Laboratory for Surface Modification (LSM)

Seminars Archives

September 2018 | October 2018 | November 2018

Thursday, October 04, 2018
Suspended Graphene Under Strain
Xu Du
Stony Brook University
Department of Physics and Astronomy
12:00 Noon CHEM 260

The flexibility and structural strength in 2D materials make them ideal systems for studying “straintronics”. In graphene, strain effectively induces a gauge field which affects the transport of Dirac electrons. Here I will discuss our work on transport study of graphene in nanoelectromechanical devices. Suspended graphene field effect transistors were fabricated on top of flexible substrates, allowing independent tuning of tensile strain while maintain ultra-high device quality. Through mechanical resonance measurements we show resonance frequency and non-linear dynamics may be used to accurately determine the strain in graphene. And in charge transport measurements we show that the energy dependence of the strain-induced resistivity agrees with the theoretical prediction on random strain-induced gauge field scattering of Dirac electrons. The impact of strain on coherence transport and quantum Hall effect will also be discussed.
Thursday, October 11, 2018
Electro-Fluidic Micro- and Nanotechnologies for Health and Environmental Monitoring
Mehdi Javanmard
Rutgers University
Electrical and Computer Engineering Department
12:00 Noon CHEM 260

In this talk, I will discuss my groups work on fabricating micro- and nanosensing platforms for biomolecular and biochemical detection. In the first part of my talk, I will discuss a digital microfluidic platform for detection of inflammatory proteins in blood and saliva. I will then discuss a novel scheme for barcoding microparticles nanoelectronically, for multiplexed detection of analytes. We have also developed a novel electrochemical sensor using reduced graphene oxide for detection of inflammatory markers in exhaled breath condenstate for management of chronic respiratory diseases. Finally, I will talk about my groups efforts in developing novel probes for characterization of biological organisms on-the-field, along with sensors for detection of toxic compounds in environmental samples
Thursday, October 18, 2018
Band-Offset “Bulk-Like” Mystery Solved: Lessons from Covalent and Ionic Heterojunctions
Ray Tung
CUNY
Physics Department
12:00 Noon CHEM 260

The insensitivity of semiconductor heterojunction band offset (BO) on the orientation and the atomic structure of the interface, combined with the observed “transitivity” of BOs among some semiconductors, led to the suggestion that the formation mechanism of BO is “bulk-like”, namely, the BO is decided by bulk properties of semiconductors. At the same time, BO’s at heterovalent interfaces are known to be tunable and non-transitive. Because the BO is a direct result of the equilibrium charge distribution at the heterojunction interface, and the formation of the latter is governed by energy minimization, the observed bulk-like behavior for some interfaces and tunability for others must both have explanations within the concept of energy minimization. In this talk, we briefly review results previously obtained from analysis of charge distribution at covalent zinc blende interfaces and describe recent DFT results from heterojunctions between lattice-matched perovskite oxides. The BO’s for perovskite oxides, which depend very significantly on the orientation and atomic structure of unrelaxed interfaces, i.e. tunable, converge sharply upon lattice relaxation, i.e. become bulk-like, to magnitudes that agree with predictions of neutral polyhedra theory (NPT), previously developed for zinc blende interfaces. The unexpected success of the NPT for both covalent and ionic heterojunctions unmasks a link between a main assumption of this theory and energy minimization in general. The seemingly bulk-like BO behavior thus appears to reflect an independence of junction electrostatics on atomic arrangement at a relaxed interface, following this simple rule on energy minimization. The tunability of BO under other circumstances identifies bonding geometries where this rule is relaxed. Because energy minimization governs the formation of all charge distributions, NPT is expected to be valuable for other types of interfaces.

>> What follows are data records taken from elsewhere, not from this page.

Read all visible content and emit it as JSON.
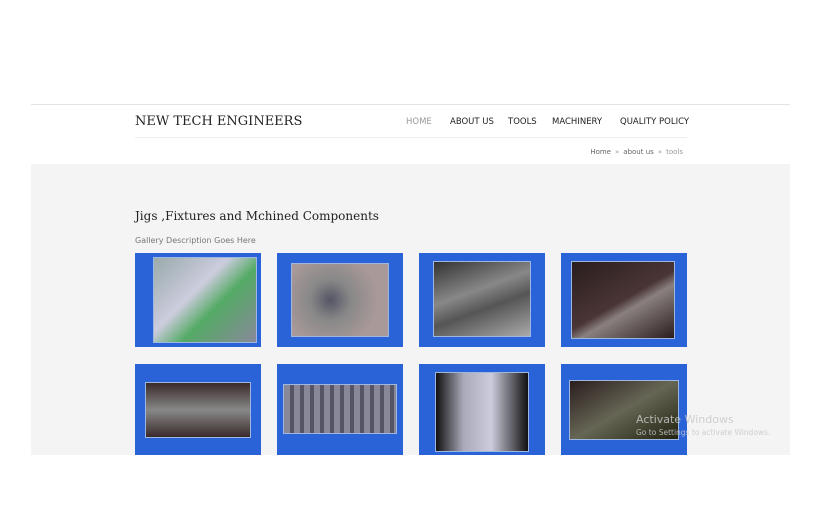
{
  "header": {
    "brand": "NEW TECH ENGINEERS",
    "nav": [
      {
        "label": "HOME",
        "active": true
      },
      {
        "label": "ABOUT US"
      },
      {
        "label": "TOOLS"
      },
      {
        "label": "MACHINERY"
      },
      {
        "label": "QUALITY POLICY"
      }
    ]
  },
  "breadcrumb": {
    "items": [
      "Home",
      "about us",
      "tools"
    ],
    "separator": "»"
  },
  "gallery": {
    "title": "Jigs ,Fixtures and Mchined Components",
    "description": "Gallery Description Goes Here",
    "tile_color": "#2a62d8",
    "images": [
      "machine",
      "bolts",
      "plates",
      "bracket",
      "stamped-part",
      "pins",
      "block",
      "fixture"
    ]
  },
  "watermark": {
    "title": "Activate Windows",
    "subtitle": "Go to Settings to activate Windows."
  }
}
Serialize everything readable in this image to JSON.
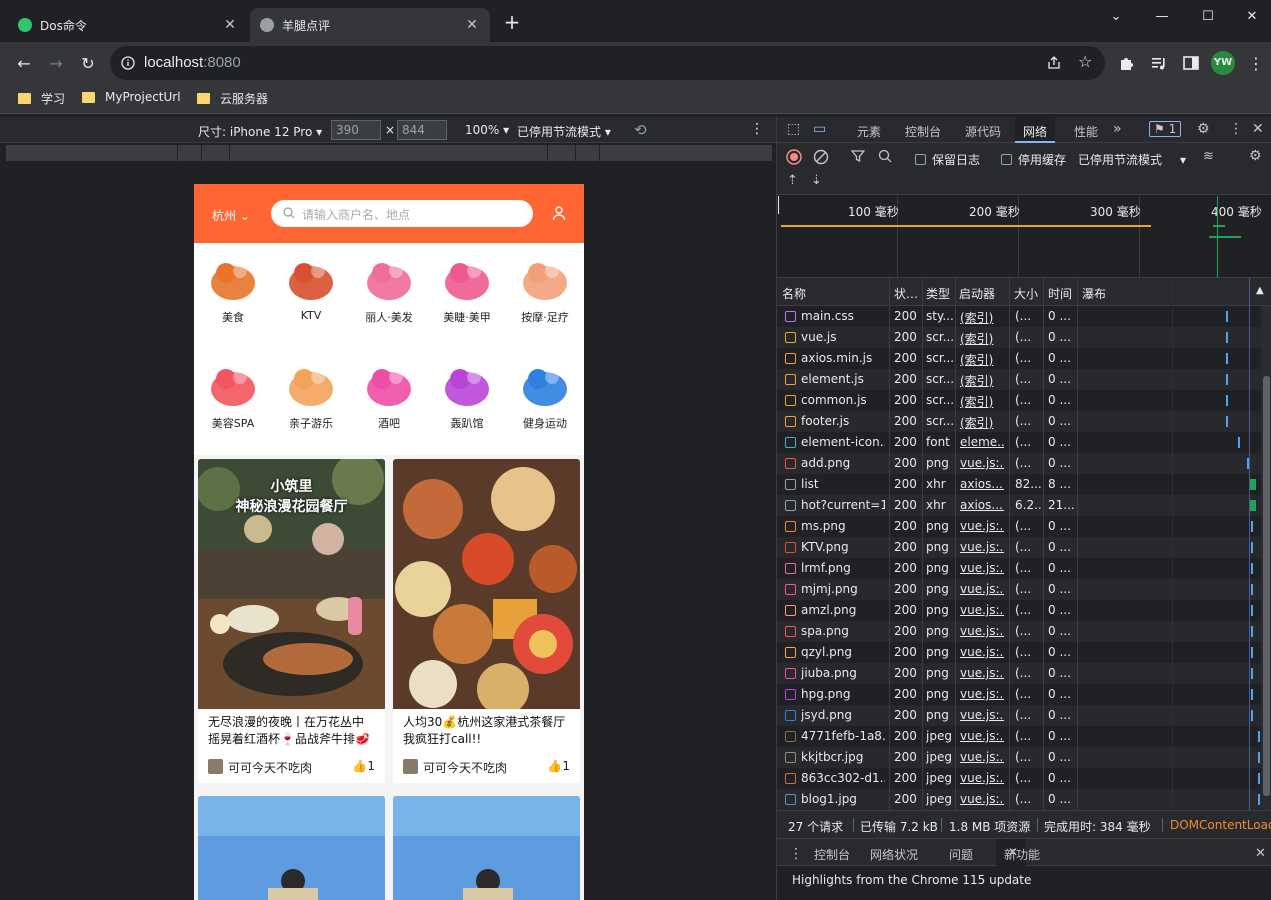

* Work done in collaboration with L. Kronik, Weizmann Institute of Science
Thursday, October 25, 2018
Multiferroicity in Hexagonal Rare Earth Ferrites
Xiaoshan Xu
University of Nebraska-Lincoln
Department of Physics
12:00 Noon CHEM 260

Multiferroic materials exhibit multiple ferroic orders simultaneously, which enables novel application in information storage and processing, as well as in sensor and actuators. Hexagonal rare earth ferrites stand out in multiferroic materials due to the coexisting spontaneous magnetic and electric dipole moment, meaning they are both ferromagnetic and ferroelectric. Importantly, both the magnetic and ferroelectric order hinges on the structural distortions in the layered structure. The ferroelectricity is induced by the structural distortion below about 1000 K with sizable electric polarization. Below about 100 K, the antiferromagnetic order, which is topologically forbidden in undistorted structure, develops in a non-collinear fashion, together with the ferromagnetism originated from the canted moments. In this talk, I will discuss our recent work on the coupling between the crystal structure and the multiferroicity in hexagonal rare earth ferrites, and the structural tuning of the multiferroic properties.